昨年4月にトップに就任した坂井辰史社長。今年5月に発表を予定する中期経営計画の中身に注目が集まる(ロイター/ アフロ)

6800億円──。決算期末まで1カ月を切った3月6日、みずほフィナンシャルグループ(以下、みずほ)が巨額損失の計上による業績の下方修正を発表した。純利益は従来予想の5700億円から約9割減の800億円になる見通しだ。

巨額損失のうち1800億円は、運用していた外国債券の損切りが中心。残る5000億円は店舗やソフトウェアなど固定資産の減損だが、そのほとんどが新システムの減損である。

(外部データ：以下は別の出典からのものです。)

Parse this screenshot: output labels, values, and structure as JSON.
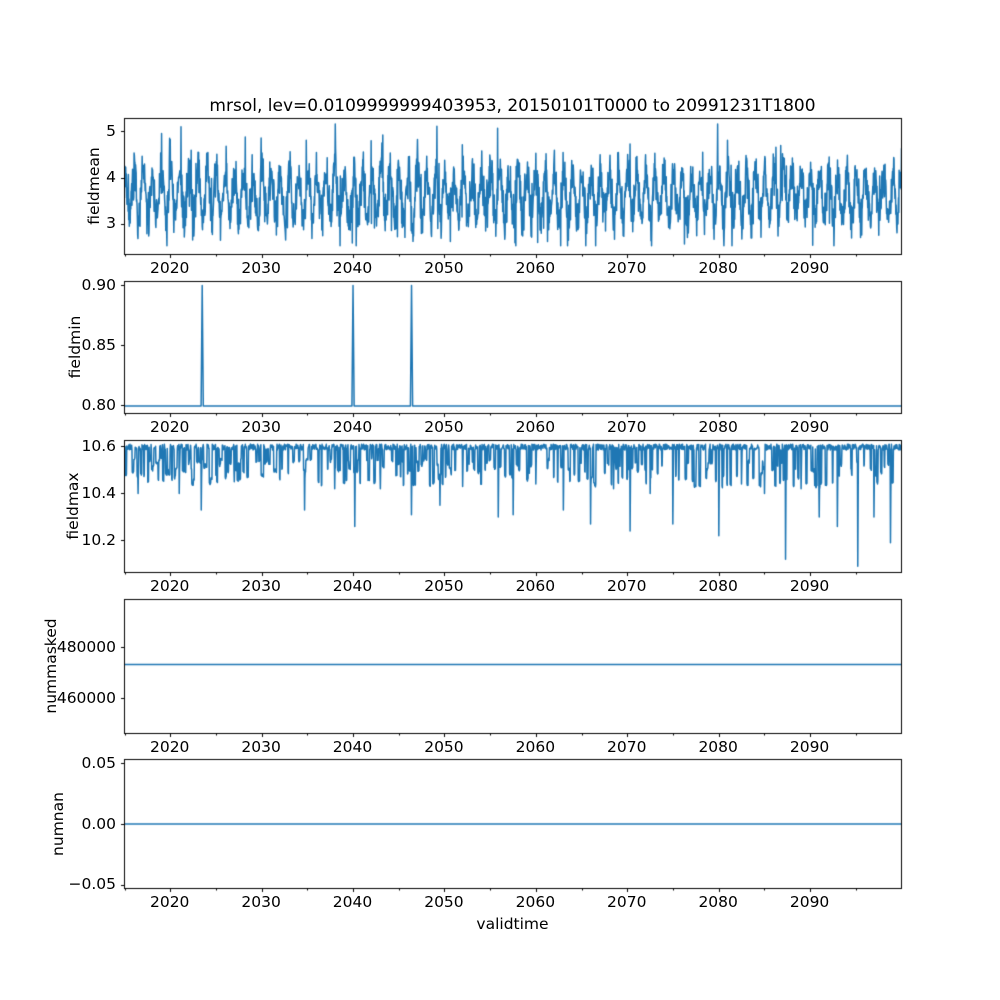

みずほは、2018年6月から週末にATMを含むオンラインサービスの利用を臨時休止し、新システムへの移行を推進。19年7月にすべての移行が完了する。つまり、まだ本格稼働していないシステムを一括で減損するのだから異例だ。経営統合でシステム統合を進める地方銀行の幹部は、「あんなこと(一括の減損処理)ができるのかと驚いた。ウチでも可能かどうか、財務部門と検討を始めた」と明かす。

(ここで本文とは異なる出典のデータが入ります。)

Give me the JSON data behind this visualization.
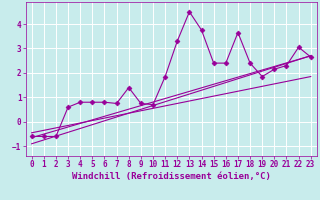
{
  "title": "",
  "xlabel": "Windchill (Refroidissement éolien,°C)",
  "ylabel": "",
  "background_color": "#c8ecec",
  "grid_color": "#ffffff",
  "line_color": "#990099",
  "xlim": [
    -0.5,
    23.5
  ],
  "ylim": [
    -1.4,
    4.9
  ],
  "xticks": [
    0,
    1,
    2,
    3,
    4,
    5,
    6,
    7,
    8,
    9,
    10,
    11,
    12,
    13,
    14,
    15,
    16,
    17,
    18,
    19,
    20,
    21,
    22,
    23
  ],
  "yticks": [
    -1,
    0,
    1,
    2,
    3,
    4
  ],
  "scatter_x": [
    0,
    1,
    2,
    3,
    4,
    5,
    6,
    7,
    8,
    9,
    10,
    11,
    12,
    13,
    14,
    15,
    16,
    17,
    18,
    19,
    20,
    21,
    22,
    23
  ],
  "scatter_y": [
    -0.6,
    -0.6,
    -0.6,
    0.6,
    0.8,
    0.8,
    0.8,
    0.75,
    1.4,
    0.75,
    0.7,
    1.85,
    3.3,
    4.5,
    3.75,
    2.4,
    2.4,
    3.65,
    2.4,
    1.85,
    2.15,
    2.3,
    3.05,
    2.65
  ],
  "line1_x": [
    0,
    23
  ],
  "line1_y": [
    -0.65,
    2.7
  ],
  "line2_x": [
    0,
    23
  ],
  "line2_y": [
    -0.9,
    2.7
  ],
  "line3_x": [
    0,
    23
  ],
  "line3_y": [
    -0.45,
    1.85
  ],
  "marker": "D",
  "markersize": 2.5,
  "linewidth": 0.8,
  "tick_fontsize": 5.5,
  "label_fontsize": 6.5
}
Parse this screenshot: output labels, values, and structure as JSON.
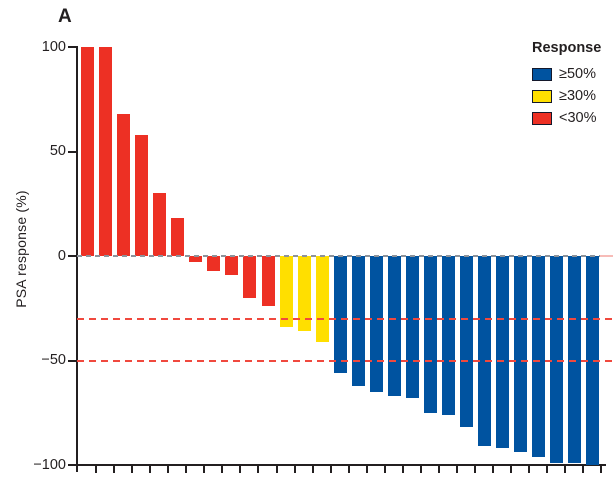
{
  "panel_label": "A",
  "legend": {
    "title": "Response",
    "position": "top-right",
    "items": [
      {
        "label": "≥50%",
        "color_key": "blue"
      },
      {
        "label": "≥30%",
        "color_key": "yellow"
      },
      {
        "label": "<30%",
        "color_key": "red"
      }
    ]
  },
  "chart_data": {
    "type": "bar",
    "subtype": "waterfall",
    "title": "",
    "xlabel": "",
    "ylabel": "PSA response (%)",
    "ylim": [
      -100,
      100
    ],
    "yticks": [
      100,
      50,
      0,
      -50,
      -100
    ],
    "ytick_labels": [
      "100",
      "50",
      "0",
      "−50",
      "−100"
    ],
    "x_axis": {
      "n_ticks": 29,
      "labels": []
    },
    "grid": "off",
    "values": [
      100,
      100,
      68,
      58,
      30,
      18,
      -3,
      -7,
      -9,
      -20,
      -24,
      -34,
      -36,
      -41,
      -56,
      -62,
      -65,
      -67,
      -68,
      -75,
      -76,
      -82,
      -91,
      -92,
      -94,
      -96,
      -99,
      -99,
      -100
    ],
    "color_rule": "bar value <= -50 is blue (>=50% response); -50 < value <= -30 is yellow (>=30% response); value > -30 is red (<30% response)",
    "color_thresholds": {
      "blue_max": -50,
      "yellow_max": -30
    },
    "colors": {
      "blue": "#0053a0",
      "yellow": "#ffdf00",
      "red": "#ed3024",
      "reference_line": "#f0493e",
      "zero_line": "#8d939b",
      "zero_line_extension": "#f7bcb8",
      "axis": "#231f20"
    },
    "reference_lines": [
      {
        "y": -30,
        "style": "dashed"
      },
      {
        "y": -50,
        "style": "dashed"
      }
    ],
    "zero_line": {
      "y": 0,
      "style": "dashed"
    }
  }
}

みずほ側の説明は、「管理会計の高度化に対応し、国内リテール事業部門に帰属する固定資産について減損損失を計上する」というもの。要は、各部門が利用する頻度などに応じて新システムの資産を配分した結果、大半がリテール部門にひもづけられることになった。そして、将来的にリテール部門が得られる収益に見合わないため、減損処理をしたわけだ。

リテール部門は、個人や中小企業向けのビジネスを行う。大量の店舗や行員を抱えており、どうしてもコストがかさむ。現在は店舗改革やフィンテックの活用による効率化が求められており、その低収益性はみずほだけでなく、他メガバンクや地銀にも共通する。地銀関係者をびっくりさせた今回の減損処理は、見方を変えれば、みずほの「リテール不振」という課題が改めて浮き彫りになったといえる。